OTTAWA — Last spring, the Ottawa Senators’ defensive corps was bruised and beaten, in rough shape — and that was just from abuse hurled at them by media and fans.
There was basis for the criticism. From the moment Filip Kuba broke his leg in training camp, Ottawa’s defence seemed to be in distress. Sergei Gonchar needed a period of adjustment after coming over from Pittsburgh. Chris Phillips missed his stalwart partner, Anton Volchenkov. Erik Karlsson was still in the early stages of becoming Erik Karlsson.
Toss in Daniel Alfredsson’s bad back, some lacklustre forward play, plus the indifferent goaltending provided by Brian Elliott and the perma-injured Pascal Leclaire, and it’s no wonder the Senators had the fourth-worst goals-against average in the Eastern Conference, yielding 3.04 goals per game. Their 250 goals allowed was the most by a Senators team since the bad old days of 1995-96, when they gave up 291.

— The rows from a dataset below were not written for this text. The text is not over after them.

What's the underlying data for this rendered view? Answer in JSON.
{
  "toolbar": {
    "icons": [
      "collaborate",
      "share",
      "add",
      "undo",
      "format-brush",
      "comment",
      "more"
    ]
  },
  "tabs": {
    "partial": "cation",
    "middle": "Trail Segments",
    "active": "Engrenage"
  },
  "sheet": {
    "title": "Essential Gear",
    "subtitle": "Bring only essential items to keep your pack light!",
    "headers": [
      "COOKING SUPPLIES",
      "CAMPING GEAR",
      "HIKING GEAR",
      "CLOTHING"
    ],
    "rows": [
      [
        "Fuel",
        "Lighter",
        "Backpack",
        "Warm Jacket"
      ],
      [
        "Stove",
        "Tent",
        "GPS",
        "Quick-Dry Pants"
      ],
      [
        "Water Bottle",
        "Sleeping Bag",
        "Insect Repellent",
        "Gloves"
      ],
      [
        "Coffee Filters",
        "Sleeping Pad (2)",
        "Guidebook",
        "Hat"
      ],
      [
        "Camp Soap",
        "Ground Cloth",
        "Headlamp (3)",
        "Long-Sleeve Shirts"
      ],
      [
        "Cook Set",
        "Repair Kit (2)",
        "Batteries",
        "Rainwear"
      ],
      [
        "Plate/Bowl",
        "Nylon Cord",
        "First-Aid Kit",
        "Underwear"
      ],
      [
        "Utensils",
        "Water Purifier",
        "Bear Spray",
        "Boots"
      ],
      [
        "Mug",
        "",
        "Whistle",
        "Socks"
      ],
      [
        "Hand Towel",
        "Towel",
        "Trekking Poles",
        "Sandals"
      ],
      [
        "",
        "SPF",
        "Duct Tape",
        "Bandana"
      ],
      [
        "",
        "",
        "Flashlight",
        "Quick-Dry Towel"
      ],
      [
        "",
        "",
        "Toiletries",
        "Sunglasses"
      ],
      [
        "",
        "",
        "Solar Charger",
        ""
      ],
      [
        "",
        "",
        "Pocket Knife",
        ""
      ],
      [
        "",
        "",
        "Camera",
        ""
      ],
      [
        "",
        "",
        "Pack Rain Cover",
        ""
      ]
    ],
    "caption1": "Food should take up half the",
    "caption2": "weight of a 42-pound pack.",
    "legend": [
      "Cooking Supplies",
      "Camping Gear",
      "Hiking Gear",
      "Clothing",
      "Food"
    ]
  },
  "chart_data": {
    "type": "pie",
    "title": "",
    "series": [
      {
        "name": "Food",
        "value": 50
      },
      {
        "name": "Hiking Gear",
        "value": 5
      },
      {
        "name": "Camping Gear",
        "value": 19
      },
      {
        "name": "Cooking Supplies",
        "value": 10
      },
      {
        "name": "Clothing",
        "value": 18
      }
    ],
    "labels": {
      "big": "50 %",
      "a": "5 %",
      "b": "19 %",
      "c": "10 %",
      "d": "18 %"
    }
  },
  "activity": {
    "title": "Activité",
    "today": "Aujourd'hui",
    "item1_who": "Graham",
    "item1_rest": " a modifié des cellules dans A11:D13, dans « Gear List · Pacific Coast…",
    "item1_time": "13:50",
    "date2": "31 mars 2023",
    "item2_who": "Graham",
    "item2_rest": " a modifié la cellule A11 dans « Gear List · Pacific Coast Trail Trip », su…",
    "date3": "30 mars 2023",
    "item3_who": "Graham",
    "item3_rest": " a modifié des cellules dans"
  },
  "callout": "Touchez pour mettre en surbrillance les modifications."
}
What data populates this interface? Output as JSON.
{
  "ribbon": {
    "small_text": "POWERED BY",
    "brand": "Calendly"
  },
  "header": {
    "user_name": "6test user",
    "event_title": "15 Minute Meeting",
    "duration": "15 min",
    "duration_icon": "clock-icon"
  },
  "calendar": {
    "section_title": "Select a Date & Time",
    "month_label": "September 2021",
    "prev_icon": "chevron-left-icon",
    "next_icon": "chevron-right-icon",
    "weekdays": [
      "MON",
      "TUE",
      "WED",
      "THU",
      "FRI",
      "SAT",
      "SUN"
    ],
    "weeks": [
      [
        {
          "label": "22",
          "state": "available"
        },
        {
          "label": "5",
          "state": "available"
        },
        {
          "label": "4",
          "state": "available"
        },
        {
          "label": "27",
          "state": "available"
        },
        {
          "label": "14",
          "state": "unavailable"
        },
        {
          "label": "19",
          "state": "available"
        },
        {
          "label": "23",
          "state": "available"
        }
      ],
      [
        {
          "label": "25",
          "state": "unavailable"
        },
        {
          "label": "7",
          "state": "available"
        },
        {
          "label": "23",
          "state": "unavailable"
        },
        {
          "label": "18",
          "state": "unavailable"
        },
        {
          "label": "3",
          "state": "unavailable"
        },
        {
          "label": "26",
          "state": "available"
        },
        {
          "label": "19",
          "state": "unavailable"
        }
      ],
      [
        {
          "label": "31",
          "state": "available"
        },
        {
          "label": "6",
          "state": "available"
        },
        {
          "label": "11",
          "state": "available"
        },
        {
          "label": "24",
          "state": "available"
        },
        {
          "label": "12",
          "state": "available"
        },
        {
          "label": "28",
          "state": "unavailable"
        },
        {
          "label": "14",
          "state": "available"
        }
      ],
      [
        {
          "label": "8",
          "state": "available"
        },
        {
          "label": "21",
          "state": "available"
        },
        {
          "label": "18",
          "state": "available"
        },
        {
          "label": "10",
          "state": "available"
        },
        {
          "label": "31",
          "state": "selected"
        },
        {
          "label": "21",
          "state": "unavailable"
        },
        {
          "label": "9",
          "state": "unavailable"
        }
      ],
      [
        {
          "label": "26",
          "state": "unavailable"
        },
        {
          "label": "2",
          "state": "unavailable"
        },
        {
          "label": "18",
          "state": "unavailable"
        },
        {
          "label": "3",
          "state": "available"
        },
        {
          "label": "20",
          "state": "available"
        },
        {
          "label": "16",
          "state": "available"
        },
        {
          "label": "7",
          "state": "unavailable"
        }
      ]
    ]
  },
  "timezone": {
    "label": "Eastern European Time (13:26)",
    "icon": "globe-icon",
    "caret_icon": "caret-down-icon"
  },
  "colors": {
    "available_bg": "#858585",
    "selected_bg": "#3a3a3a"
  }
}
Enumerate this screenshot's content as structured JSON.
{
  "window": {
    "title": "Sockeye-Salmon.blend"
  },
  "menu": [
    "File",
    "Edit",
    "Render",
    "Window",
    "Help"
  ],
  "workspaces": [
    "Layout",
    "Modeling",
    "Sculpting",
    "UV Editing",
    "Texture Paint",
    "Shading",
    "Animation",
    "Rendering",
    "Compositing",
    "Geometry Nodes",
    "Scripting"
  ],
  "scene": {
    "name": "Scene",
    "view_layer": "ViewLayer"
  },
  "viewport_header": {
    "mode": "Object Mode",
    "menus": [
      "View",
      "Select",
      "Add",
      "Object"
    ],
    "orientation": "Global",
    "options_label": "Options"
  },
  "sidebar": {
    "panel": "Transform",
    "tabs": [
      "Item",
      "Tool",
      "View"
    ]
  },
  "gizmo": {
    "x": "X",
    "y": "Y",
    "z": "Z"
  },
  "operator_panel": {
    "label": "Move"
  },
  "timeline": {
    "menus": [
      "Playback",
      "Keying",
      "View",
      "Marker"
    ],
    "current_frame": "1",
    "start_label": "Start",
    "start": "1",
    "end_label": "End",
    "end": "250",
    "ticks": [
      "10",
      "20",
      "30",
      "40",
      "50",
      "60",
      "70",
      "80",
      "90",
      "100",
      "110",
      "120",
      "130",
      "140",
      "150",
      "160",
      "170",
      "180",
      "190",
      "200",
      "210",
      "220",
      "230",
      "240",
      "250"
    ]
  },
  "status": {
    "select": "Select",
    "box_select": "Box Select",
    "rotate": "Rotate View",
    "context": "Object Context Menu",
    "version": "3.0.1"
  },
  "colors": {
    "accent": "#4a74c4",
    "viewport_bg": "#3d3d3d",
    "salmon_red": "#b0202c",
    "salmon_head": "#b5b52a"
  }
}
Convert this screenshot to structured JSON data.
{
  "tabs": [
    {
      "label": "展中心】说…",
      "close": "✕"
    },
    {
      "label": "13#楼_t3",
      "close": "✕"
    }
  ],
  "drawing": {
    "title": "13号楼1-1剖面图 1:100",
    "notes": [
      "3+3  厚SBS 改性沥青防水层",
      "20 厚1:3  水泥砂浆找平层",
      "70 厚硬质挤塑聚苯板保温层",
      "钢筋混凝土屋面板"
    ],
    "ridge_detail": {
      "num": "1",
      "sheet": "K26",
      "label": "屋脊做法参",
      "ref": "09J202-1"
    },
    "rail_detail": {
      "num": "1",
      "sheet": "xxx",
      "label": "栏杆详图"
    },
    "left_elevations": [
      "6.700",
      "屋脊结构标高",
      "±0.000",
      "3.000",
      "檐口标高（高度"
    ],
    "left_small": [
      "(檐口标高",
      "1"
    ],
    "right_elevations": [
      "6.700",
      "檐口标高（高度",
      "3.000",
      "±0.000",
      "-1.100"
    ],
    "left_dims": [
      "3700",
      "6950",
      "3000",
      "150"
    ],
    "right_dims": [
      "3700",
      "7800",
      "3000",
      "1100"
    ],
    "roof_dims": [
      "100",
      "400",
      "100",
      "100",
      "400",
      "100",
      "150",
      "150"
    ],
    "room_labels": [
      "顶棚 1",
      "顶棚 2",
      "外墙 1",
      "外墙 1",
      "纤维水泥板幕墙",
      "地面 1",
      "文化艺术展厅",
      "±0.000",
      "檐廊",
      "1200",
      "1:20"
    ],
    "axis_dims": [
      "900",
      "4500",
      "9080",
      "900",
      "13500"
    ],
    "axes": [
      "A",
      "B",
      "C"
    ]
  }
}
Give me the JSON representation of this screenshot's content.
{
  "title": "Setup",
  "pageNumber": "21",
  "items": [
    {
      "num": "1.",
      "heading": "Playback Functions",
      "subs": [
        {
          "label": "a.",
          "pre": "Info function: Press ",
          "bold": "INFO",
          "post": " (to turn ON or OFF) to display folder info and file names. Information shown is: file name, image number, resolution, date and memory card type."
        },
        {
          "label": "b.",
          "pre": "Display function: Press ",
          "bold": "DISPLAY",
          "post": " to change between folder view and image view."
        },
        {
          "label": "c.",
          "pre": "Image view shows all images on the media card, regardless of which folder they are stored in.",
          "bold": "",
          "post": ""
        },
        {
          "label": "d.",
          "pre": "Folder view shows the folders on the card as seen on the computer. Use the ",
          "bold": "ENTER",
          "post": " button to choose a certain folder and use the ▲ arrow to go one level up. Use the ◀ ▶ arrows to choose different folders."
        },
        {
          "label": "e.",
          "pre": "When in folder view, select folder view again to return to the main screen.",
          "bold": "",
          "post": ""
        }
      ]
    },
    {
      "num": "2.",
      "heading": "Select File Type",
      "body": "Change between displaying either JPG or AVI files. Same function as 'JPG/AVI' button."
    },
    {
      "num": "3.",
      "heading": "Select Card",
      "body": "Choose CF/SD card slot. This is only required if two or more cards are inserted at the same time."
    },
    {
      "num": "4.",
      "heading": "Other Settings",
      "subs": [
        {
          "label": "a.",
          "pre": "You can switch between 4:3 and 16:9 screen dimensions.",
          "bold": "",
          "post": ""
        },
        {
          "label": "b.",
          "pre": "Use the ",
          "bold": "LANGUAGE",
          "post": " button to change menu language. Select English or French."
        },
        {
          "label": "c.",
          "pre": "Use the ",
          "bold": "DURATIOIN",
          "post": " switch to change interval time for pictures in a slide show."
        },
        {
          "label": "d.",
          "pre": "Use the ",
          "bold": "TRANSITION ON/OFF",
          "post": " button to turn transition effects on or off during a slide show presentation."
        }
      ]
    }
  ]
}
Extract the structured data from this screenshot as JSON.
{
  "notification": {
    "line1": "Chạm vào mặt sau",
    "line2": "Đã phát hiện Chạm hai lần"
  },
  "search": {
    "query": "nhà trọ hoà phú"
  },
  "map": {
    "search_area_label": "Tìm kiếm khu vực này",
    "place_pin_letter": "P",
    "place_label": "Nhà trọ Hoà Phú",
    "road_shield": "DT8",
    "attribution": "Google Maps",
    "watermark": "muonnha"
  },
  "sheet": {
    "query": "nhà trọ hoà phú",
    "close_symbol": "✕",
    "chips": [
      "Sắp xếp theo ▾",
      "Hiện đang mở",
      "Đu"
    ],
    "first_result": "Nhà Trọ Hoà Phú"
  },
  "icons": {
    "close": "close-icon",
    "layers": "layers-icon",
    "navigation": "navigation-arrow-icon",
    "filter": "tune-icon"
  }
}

Perhaps worse, Ottawa’s goal differential, minus-58, was dead last in the East.
And this season? While the improvements appear modest — a jump to sixth-worst in goals against with a 2.93 average per game, gone are those ugly minus stats, replaced by shiny plus figures, partly because the Senators have already scored more goals, 199, than they did all last season (192).
In 2010-11, Phillips was minus-35, Karlsson minus-30, Kuba minus-26 and Gonchar minus-15.
This season, Kuba is plus-20, Karlsson plus-15, Phillips plus-2, Gonchar minus-1.
Overall, the team is a plus-7, having crawled out from negative territory in the second half of the season.
It hasn’t hurt the cause that one among them, Karlsson, has blossomed into one of the top defencemen in the NHL, and far and away the most prolific blue-line producer with 66 points in 64 games.
When I asked Phillips, the longest-serving Senators defenceman, about the defensive improvements over last season, he quickly turned and pointed to the stall close by. The dressing stall, of course, of No. 65, the 21-year-old Swede who has exploded with 18 points in an ongoing eight-game points streak.
With 17 games remaining, Karlsson has already passed Norm Maciver’s franchise record for points by a defenceman (63).
“Karlsson playing the way he has is maybe the biggest difference,” Phillips said, comparing this season to last. “He has made all of us look better, just because he’s on the ice, playing the minutes, he’s making the difference.”
Where there might be trouble, Karlsson skates the puck to safety — and just as quickly into a scoring opportunity.
While no one else on the team can play like Karlsson, the group is doing a better job of joining the rush in general. There exists a synthesis between defence and forwards that last year’s team could only dream about.
“I think having D-men jump up in the play and getting involved is something that helps the forwards,” Phillips says. “Being involved, being an option (for a pass), forces the other team to back off, not play them as hard, be aware of guys jumping up. That gives forwards more time with the puck and time to make plays.”
Karlsson’s emergence as an elite defenceman aside, there have been other defensive improvements in a rebuilding season:
• Personnel — Was it really only last season that Ottawa’s defence was counting on the likes of David Hale and Chris Campoli, even Derek Smith? This season, the blue-line is championed by: A revitalized Phillips; Kuba and Gonchar having rebound years; and now some added mobility with Matt Gilroy in place of Brian Lee. Rookie Jared Cowen has had his growing pains, but has had a strong first season overall. A sign of Ottawa’s depth on the blue-line: Matt Carkner is often a healthy scratch this season and when he is used, he plays 12 minutes or so per game. Last season, he averaged nearly 15 minutes per game on a thinner blue-line.
• Goaltending — If a goalie is a team’s “best penalty killer,” as the cliche goes, he is also the defenceman’s best friend. Until he sliced his finger, Craig Anderson was the support beam of the House of Senators, the last line of defence, providing stability the Senators did not have least season . . . until they traded for Anderson, sending Elliott to Colorado, prior to the trade deadline. With Anderson now sidelined temporarily, Robin Lehner has delivered two strong games and will be in again versus the Chicago Blackhawks Friday, an intriguing matchup of combative types, with ex-Senators stopper Ray Emery starting for the Blackhawks.
• All hands on deck — A rising tide lifts all boats. Every aspect of the Senators’ game has improved this season, making Ottawa’s blue-line one of the beneficiaries.
As Phillips put it, “The team is just playing better. Forwards are coming back and being available, we’re breaking out as five-guy units. It makes us look better, makes our job easier, we’re not playing in our own zone as much.”
Phillips doesn’t believe the system has changed dramatically under new head coach Paul MacLean. As he says, the expectation is always there for forwards to help out in the defensive zone, and for defencemen to move the puck.
“For whatever reason,” Phillips says, “that seems to be happening more easily than in the past couple of years.”